The Midsummer’s Music resident string quartet partners with composers David Gerhard Utzinger and Jon Mueller.
Sister Bay, Wis. (October 18, 2021) – Midsummer’s Music’s resident string quartet, the Griffon String Quartet, is partnering with composers David Gerhard Utzinger and Jon Mueller for a Patchwork Narratives of Sound event examining distinctly different music by Utzinger and Mueller, as well as Caroline Shaw and Jessie Montgomery.
Patchwork Narratives of Sound brings together four disparate works by the 21st-century composers. While stylistically and sonically distinct, all works connect to the others via each composer’s exploration of an individual quality of sound—the chosen parameter of sound developing across the work and creating a unique narrative that revolves around that sound.
Utzinger’s Bounce (2015, revised 2021) is an electronic work presented in quadraphonic sound that explores the sound of a bouncing ping-pong ball and the ways computer manipulation can transform that sound into a narrative arc that moves from simple and sparse to dense and textural.
Montgomery wrote that her string quartet, Strum (2012), develops the sound of a “strumming pizzicato,” which “serves as a texture motive and the primary driving rhythmic underpinning of the piece, [and which draws] on American folk idioms and the spirit of dance and movement, [creating] a kind of narrative that begins with fleeting nostalgia and transforms into ecstatic celebration.”
Caroline Shaw’s string quartet, Entr’acte (2011), creates a narrative dialog between musical forms of the past and present, exploring the relevance of the 18th and 19th century Minuet and Trio in the 21st century musical world. “Throughout the piece,” musician and writer Timothy Judd observes, “… we get subtle glimpses of Classical and Baroque music that has suddenly found itself in the wrong century.”
Afterlife Cartoons (2021) is a tour of drum songs by Mueller, a percussionist whose aim has been to move drums, percussion and rhythm from a space that is generally regarded as “in the background” to the central musical focus of a work or performance. In these performances, Mueller uses melodic phrases, repetitive patterns, abrupt shifts, and dynamic energy to construct abstract narratives of sound that are felt rather than told.
The concert will be performed in the round—performers will be placed in the center with the audience surrounding them. The order of pieces will be the same as is listed above with no pauses between works. The subsequent shifts in style, instrumentation and sound production between works will then create a larger patchwork narrative—one that weaves through each work and binds the concert into a unique and cohesive whole.
The October 31 event is at SWY231 at 231 N. 3rd Ave. in Sturgeon Bay, beginning at 8:00pm.

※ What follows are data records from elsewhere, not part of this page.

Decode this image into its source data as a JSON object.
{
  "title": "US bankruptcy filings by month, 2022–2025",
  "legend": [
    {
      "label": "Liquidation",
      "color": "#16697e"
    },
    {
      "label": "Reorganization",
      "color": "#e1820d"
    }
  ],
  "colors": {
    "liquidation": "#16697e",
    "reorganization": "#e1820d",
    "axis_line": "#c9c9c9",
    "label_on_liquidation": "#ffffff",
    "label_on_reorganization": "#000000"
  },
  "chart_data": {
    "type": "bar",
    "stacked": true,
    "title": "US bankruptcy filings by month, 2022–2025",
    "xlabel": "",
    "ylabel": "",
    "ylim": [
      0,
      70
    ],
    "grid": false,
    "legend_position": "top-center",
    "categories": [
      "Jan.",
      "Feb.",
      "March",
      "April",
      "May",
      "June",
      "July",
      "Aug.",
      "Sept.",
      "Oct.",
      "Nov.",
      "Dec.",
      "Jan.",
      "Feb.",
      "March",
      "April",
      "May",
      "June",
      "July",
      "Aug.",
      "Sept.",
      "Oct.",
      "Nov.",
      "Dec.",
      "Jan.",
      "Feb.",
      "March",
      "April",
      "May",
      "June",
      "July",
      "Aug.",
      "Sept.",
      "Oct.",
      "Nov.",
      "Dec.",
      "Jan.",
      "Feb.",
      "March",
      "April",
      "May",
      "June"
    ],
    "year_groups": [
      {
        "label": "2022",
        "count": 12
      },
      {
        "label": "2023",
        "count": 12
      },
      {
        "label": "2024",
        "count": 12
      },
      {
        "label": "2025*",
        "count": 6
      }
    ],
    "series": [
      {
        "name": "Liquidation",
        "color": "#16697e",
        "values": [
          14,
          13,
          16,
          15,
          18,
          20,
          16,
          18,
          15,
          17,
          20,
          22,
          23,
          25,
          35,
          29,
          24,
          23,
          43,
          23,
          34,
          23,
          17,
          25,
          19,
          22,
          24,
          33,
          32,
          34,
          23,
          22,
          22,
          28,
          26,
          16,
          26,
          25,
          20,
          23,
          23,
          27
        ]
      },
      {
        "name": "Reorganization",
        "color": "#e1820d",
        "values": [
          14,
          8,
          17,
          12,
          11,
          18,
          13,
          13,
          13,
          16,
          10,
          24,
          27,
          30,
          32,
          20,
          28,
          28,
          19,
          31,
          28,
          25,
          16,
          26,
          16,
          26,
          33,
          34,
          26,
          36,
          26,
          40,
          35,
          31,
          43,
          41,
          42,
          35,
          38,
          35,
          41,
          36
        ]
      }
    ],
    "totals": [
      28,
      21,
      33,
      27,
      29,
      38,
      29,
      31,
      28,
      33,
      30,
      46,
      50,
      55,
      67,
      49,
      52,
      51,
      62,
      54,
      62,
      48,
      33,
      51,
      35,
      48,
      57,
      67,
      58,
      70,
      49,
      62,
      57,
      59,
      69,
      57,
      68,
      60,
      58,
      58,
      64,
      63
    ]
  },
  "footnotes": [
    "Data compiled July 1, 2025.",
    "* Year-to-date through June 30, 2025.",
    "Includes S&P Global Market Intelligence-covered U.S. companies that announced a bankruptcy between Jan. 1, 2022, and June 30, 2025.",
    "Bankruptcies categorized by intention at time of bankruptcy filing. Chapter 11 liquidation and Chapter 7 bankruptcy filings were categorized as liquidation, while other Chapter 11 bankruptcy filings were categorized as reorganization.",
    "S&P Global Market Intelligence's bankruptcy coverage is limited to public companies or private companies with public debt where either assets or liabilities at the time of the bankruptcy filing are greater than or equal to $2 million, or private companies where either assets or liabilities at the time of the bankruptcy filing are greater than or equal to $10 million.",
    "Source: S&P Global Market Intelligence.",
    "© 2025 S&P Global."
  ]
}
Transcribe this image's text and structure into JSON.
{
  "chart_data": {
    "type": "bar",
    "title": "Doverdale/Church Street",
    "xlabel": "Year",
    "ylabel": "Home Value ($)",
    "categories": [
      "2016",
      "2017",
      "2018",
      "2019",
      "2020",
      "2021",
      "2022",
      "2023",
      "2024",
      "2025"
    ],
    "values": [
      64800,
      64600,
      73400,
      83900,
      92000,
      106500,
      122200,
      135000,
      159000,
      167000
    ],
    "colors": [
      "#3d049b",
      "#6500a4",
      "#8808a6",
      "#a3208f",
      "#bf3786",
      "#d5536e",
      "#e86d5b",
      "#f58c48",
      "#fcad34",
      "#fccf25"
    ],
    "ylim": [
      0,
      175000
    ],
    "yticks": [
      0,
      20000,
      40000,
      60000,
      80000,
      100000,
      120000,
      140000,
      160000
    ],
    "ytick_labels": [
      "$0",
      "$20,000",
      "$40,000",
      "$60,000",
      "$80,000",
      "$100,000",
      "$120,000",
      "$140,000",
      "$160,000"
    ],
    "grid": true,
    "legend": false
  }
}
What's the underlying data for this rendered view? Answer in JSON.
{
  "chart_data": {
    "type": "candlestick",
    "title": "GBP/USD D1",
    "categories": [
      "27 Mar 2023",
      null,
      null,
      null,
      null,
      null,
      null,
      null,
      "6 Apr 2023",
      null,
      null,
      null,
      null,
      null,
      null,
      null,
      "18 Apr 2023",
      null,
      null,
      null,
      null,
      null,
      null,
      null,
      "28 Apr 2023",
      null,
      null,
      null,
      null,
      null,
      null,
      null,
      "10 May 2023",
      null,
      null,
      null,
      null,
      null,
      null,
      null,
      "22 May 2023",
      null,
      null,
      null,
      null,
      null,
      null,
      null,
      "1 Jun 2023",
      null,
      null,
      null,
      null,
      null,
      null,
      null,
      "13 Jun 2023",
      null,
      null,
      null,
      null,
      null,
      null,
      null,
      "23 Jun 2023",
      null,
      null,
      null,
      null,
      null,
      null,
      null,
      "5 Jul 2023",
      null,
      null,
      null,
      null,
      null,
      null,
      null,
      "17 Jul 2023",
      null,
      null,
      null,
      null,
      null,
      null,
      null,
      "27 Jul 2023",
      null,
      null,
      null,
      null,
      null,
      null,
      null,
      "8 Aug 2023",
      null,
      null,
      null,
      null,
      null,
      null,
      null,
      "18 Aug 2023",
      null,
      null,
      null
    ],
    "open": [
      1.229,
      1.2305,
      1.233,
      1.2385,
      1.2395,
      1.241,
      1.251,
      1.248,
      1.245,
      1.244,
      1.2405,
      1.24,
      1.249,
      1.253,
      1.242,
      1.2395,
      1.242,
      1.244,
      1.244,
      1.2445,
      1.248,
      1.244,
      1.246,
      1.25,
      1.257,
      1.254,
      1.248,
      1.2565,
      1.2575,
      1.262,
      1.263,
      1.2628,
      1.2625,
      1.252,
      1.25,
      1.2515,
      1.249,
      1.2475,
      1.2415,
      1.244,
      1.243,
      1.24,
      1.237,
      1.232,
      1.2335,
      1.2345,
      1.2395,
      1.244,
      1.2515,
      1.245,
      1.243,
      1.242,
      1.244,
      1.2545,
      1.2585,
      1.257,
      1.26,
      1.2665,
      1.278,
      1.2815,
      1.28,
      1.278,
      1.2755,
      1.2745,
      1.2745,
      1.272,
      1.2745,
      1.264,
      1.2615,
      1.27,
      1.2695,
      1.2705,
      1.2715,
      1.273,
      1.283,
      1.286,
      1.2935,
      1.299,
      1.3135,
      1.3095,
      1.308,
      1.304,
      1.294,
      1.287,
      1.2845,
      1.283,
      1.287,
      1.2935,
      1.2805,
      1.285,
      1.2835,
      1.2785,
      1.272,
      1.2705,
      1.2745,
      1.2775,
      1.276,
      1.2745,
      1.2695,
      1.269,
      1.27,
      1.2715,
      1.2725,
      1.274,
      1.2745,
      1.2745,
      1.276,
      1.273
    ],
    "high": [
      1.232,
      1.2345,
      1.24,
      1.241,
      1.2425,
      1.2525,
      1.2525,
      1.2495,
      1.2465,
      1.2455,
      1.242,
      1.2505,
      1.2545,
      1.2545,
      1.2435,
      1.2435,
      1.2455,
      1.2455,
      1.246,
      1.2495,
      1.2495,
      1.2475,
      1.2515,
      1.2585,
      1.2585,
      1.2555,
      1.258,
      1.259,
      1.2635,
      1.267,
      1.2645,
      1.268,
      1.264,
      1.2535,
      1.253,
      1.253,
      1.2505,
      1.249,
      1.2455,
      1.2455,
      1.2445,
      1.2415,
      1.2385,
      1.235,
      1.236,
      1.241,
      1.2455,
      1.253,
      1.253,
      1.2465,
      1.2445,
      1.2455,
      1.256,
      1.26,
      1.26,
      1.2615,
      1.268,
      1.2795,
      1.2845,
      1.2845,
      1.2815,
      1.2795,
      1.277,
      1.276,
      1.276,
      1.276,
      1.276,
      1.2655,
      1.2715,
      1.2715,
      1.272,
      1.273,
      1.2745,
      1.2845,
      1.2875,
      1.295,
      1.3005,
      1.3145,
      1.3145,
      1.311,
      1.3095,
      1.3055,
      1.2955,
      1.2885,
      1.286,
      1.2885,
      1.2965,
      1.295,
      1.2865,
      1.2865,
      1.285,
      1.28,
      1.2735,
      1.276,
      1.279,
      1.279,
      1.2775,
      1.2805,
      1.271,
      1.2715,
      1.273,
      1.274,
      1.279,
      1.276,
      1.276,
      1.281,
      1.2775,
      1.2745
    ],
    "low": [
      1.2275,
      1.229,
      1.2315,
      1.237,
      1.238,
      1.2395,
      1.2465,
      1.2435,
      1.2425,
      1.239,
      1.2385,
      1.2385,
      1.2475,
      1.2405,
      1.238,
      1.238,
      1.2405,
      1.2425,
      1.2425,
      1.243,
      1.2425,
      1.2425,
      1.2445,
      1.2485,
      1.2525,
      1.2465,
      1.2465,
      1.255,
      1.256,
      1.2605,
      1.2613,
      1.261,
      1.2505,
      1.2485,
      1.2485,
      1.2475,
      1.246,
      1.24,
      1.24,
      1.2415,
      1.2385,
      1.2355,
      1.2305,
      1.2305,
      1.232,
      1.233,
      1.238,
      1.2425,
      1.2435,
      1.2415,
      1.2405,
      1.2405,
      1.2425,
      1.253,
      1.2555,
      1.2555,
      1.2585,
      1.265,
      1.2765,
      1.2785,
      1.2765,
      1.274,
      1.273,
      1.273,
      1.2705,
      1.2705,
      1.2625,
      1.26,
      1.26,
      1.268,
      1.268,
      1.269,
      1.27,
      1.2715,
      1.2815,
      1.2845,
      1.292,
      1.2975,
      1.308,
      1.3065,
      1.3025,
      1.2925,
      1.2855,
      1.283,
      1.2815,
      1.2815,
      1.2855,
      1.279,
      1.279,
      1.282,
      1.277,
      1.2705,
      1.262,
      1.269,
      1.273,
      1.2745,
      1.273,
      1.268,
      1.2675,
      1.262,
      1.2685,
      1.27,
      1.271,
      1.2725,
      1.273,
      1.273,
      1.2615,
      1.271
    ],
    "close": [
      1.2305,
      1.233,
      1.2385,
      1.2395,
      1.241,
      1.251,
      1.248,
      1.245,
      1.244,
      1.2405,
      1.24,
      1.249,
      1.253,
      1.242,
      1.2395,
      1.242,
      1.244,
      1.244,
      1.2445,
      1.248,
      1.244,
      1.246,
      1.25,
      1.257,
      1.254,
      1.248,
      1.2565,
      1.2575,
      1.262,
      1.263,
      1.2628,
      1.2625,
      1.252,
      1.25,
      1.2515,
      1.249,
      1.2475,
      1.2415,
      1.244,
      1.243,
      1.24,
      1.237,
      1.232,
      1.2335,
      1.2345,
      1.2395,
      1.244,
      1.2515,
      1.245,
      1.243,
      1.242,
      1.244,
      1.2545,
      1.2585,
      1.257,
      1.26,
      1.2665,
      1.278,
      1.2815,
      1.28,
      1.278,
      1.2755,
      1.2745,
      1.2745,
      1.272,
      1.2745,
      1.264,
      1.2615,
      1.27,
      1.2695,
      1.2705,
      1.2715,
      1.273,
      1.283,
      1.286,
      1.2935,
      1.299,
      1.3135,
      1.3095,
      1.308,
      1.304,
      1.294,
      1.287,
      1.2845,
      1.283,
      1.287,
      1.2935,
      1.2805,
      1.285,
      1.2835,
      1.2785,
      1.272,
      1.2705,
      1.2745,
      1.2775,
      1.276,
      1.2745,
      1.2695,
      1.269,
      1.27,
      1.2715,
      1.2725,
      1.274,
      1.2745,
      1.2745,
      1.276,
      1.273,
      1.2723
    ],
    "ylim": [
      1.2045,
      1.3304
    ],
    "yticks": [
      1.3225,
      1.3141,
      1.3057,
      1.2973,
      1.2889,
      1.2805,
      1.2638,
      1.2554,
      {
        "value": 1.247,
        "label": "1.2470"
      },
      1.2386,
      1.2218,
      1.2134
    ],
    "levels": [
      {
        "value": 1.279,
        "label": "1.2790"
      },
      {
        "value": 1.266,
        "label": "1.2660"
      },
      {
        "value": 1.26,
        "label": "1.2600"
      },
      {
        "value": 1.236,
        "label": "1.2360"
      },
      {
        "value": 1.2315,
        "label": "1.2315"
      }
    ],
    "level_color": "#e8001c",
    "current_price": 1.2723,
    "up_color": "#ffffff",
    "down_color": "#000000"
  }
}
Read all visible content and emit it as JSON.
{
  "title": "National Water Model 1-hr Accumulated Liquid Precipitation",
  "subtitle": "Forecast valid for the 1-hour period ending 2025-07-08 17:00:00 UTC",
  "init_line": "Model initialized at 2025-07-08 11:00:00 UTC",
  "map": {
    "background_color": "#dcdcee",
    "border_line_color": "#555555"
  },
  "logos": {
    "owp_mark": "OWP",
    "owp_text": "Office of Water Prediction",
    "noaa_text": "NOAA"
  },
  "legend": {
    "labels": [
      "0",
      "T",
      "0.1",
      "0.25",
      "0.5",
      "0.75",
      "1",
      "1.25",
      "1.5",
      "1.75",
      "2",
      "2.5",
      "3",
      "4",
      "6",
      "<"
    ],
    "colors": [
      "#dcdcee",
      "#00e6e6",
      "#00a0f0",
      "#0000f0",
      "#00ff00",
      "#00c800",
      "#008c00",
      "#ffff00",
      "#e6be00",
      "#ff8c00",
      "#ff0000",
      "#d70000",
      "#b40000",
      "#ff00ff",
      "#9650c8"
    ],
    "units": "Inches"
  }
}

Tickets are $20 and can be purchased online at midsummersmusic.com or at the door.
One of the most vibrant and engaging quartets of their generation, the Griffon String Quartet is a professional ensemble that was formed in the fall of 2018 as a collaboration led by Midsummer’s Music. The quartet is a groundbreaking project to enrich the lives of children and adults throughout northeast Wisconsin through concerts, workshops, and music education outreach. Members of the Quartet include violinists Ji-Yeon Lee and Vinicius Sant’Ana, violist Blakeley Menghini, and cellist Ryan Louie. Extraordinary musicians who have performed with orchestras and ensembles around the globe in the finest halls from Carnegie Hall and Brazil’s Teatro Municipal de São Paulo to Ukraine’s Lviv Philharmonic Hall, and won prestigious music competitions and awards, they are equally dedicated to music education and inspiring the next generation of music lovers. Each member of the Griffon String Quartet has advanced degrees and significant professional experience, both as educators and performers, and the ensemble has been recognized for “their youthful vigor, which is absolutely infectious!”
Midsummer’s Music was co-founded in 1990 by Jim and Jean Berkenstock, long-time Door County summer residents and principal orchestral players with the Lyric Opera of Chicago. What began as two concerts among friends has become one of the Midwest’s most anticipated chamber music series, bringing thousands of chamber music enthusiasts from around the globe to the magical Door County Peninsula.